SOSYALDEMOKRASİNİN PARLAKLIĞI VE SEFALETİ ÜZERİNE TEZLER 'PRAGER FRÜHLİNG' REDAKSİYONU

1. Sosyaldemokrasinin yenilgisi tüm Sol için, aşılması gereken bir görev.

Şu anda tüm Avrupa'da bulunan geleneksel sosyaldemokrat Partilerinin desteği, 70'li yıllarından beri en düşük seviyesinde. Almanya'da son araştırmalara göre yüzde 10'nun üzerinde iken, Fransa, Yunanistan ve Çek Cumhuriyetinde sosyal-demokrat kardeşlerinin, ulusal parlamenter seçimlerindeki oy sonuçları tek haneli sayılara ulaştı. Zarara gizli sevinç neşesine bürünmek söz konusu olamaz, siyasi rakibin kaybetmesi durumunda. Çünkü sosyaldemokrasinin partiler nezdinde yenilgisi, sol parti ve hareketlerinin de rolünü değiştiriyor.

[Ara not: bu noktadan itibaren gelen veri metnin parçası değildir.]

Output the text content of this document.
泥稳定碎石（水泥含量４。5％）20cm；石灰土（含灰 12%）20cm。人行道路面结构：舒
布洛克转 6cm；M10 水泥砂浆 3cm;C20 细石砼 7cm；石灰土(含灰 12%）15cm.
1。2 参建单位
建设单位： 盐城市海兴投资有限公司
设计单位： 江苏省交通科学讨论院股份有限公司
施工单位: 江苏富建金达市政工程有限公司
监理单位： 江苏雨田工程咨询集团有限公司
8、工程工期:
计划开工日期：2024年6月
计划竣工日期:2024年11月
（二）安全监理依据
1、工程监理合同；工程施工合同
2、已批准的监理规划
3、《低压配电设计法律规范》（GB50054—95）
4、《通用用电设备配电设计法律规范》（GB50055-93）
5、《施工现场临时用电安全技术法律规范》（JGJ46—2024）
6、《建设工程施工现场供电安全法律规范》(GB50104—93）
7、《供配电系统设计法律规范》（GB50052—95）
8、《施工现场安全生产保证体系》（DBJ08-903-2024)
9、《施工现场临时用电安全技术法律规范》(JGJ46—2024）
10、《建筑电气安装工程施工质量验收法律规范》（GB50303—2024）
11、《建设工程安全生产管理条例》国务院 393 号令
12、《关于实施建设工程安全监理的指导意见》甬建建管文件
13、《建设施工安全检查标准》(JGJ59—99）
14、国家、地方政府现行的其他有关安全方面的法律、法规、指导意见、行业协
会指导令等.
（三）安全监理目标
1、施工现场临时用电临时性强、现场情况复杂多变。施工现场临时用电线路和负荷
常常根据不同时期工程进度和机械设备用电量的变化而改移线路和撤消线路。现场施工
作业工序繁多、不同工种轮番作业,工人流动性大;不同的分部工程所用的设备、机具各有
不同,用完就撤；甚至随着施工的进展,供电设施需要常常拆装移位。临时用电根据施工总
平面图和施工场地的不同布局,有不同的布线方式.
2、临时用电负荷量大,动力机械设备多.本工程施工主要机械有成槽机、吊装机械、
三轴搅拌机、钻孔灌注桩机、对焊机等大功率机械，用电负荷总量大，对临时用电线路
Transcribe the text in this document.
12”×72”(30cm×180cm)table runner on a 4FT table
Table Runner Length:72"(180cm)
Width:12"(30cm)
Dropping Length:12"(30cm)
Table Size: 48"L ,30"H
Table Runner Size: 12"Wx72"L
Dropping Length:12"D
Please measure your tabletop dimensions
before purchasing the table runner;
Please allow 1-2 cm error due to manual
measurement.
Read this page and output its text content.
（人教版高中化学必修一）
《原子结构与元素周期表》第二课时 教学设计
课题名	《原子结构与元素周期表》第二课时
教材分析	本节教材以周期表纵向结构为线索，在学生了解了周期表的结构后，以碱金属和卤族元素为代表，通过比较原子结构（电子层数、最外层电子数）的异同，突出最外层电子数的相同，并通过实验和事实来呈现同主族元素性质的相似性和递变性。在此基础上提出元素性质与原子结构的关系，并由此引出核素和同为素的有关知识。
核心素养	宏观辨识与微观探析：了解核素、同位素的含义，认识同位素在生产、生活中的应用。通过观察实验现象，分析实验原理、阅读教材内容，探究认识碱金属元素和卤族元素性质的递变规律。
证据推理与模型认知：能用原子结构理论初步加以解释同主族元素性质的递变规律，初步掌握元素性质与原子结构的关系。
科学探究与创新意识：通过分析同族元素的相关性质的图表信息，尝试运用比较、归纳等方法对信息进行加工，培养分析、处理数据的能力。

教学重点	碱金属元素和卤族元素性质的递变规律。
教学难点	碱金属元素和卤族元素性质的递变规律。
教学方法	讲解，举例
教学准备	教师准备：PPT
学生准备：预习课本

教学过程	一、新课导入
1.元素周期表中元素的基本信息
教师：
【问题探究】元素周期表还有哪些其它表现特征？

2. Sosyaldemokrasiden sözlü ayrım yaparaktan da kaçınılmaz. Sivil toplum sonuçta siyasi demokrasiyle, kapitalist üretim ilişkilerinin kombinasyonu olarak tanımlanıyor. Böylece kapitalist işgaline fiilen sınır koyanlar, bir karşı hareketler sorusu ortaya çıkarıyor.

Siyasi demokrasi, yasama ve genelleştirme fonksiyonuyla pragmatik bir yol olarak kendini zorla kabul ettirmeye çalışıyor. Bu da sadece Kapitalizmin yasamayla örülü olduğu için değil. Siyasi sistem kendi tarafından yarattığı alternatifi, hükümet ve muhalefet arasındaki seçimi yine kendi tarafından kurulan bir 'sosyaldemokrat Partiyi' ön görmekte ki bunun da her zaman ve her adımda çoğunluğu sağlamak ve bir 'Dondurulmuş Hükümet' için düzenlenmiş olması gerek.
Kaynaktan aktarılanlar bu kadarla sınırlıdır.